5. socket listens to a specific port
#!/usr/bin/env python #coding: utf-8 import socket, time, sys def ApplicationInstance(): try: global s s = socket.socket() host = socket.gethostname() s.bind((host, 60123)) except: print "instance is running..." sys.exit(0) if __name__ == "__main__": ApplicationInstance() while True: print 'running...' time.sleep(1)

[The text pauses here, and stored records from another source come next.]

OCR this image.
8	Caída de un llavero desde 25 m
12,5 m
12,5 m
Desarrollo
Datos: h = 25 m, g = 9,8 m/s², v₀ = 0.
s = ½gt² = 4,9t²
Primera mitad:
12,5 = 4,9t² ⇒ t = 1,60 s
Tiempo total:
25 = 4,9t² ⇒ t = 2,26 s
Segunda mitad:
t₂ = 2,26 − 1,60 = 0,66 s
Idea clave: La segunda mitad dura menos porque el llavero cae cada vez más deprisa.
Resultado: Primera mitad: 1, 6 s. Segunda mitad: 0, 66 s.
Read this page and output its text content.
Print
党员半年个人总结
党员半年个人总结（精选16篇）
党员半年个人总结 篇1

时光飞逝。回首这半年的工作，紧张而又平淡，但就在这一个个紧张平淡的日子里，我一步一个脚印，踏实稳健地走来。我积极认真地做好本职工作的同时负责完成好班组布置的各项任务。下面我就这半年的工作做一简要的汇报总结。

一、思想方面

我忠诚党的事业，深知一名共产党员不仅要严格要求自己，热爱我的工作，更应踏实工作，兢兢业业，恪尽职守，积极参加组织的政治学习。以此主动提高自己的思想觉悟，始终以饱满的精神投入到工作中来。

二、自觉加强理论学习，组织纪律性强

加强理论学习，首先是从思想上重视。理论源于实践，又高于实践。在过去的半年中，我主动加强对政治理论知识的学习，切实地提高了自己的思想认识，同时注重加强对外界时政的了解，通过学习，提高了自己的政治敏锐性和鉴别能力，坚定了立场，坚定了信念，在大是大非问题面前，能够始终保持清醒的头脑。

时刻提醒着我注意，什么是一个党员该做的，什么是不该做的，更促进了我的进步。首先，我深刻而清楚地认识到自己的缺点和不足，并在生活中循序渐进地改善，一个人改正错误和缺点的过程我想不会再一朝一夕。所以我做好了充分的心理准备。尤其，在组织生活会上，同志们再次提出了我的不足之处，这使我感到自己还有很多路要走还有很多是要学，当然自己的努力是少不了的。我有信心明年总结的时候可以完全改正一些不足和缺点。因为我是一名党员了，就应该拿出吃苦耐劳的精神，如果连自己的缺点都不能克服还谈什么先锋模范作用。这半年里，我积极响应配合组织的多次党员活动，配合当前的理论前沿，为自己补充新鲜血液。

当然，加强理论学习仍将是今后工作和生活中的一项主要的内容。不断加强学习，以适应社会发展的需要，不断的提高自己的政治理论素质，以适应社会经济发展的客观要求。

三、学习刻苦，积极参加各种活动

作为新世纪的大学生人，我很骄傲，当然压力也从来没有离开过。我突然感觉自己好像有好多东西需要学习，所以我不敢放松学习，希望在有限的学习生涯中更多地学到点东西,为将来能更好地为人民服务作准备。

You can use the decorator to implement this function for reuse (the effect is the same as above ):
#! /Usr/bin/env python # coding: UTF-8 import socket, time, sys import functools # implement def ApplicationInstance (func) using the decorator: @ functools. wraps (func) def fun (* args, ** kwargs): import socket try: global s = socket. socket () host = socket. gethostname () s. bind (host, 60123) failed T: print ('already has an instance... ') return None return func (* args, ** kwargs) return fun @ ApplicationInstance def main (): while True: print 'running... 'Time. sleep (1) if _ name _ = "_ main _": main ()
Iv. Summary
(1) daemon and single script are important in actual application, and there are many methods. You can choose the appropriate one to modify them and make them into a separate class or template, then implement customization by subclass.
(2) The Automatic Recovery of daemon monitoring processes avoids nohup and & usage, and the use of shell scripts can save a lot of trouble for starting and disabling servers from time to time.
The above is all the content of this article. I hope it will be helpful for your learning and support for helping customers.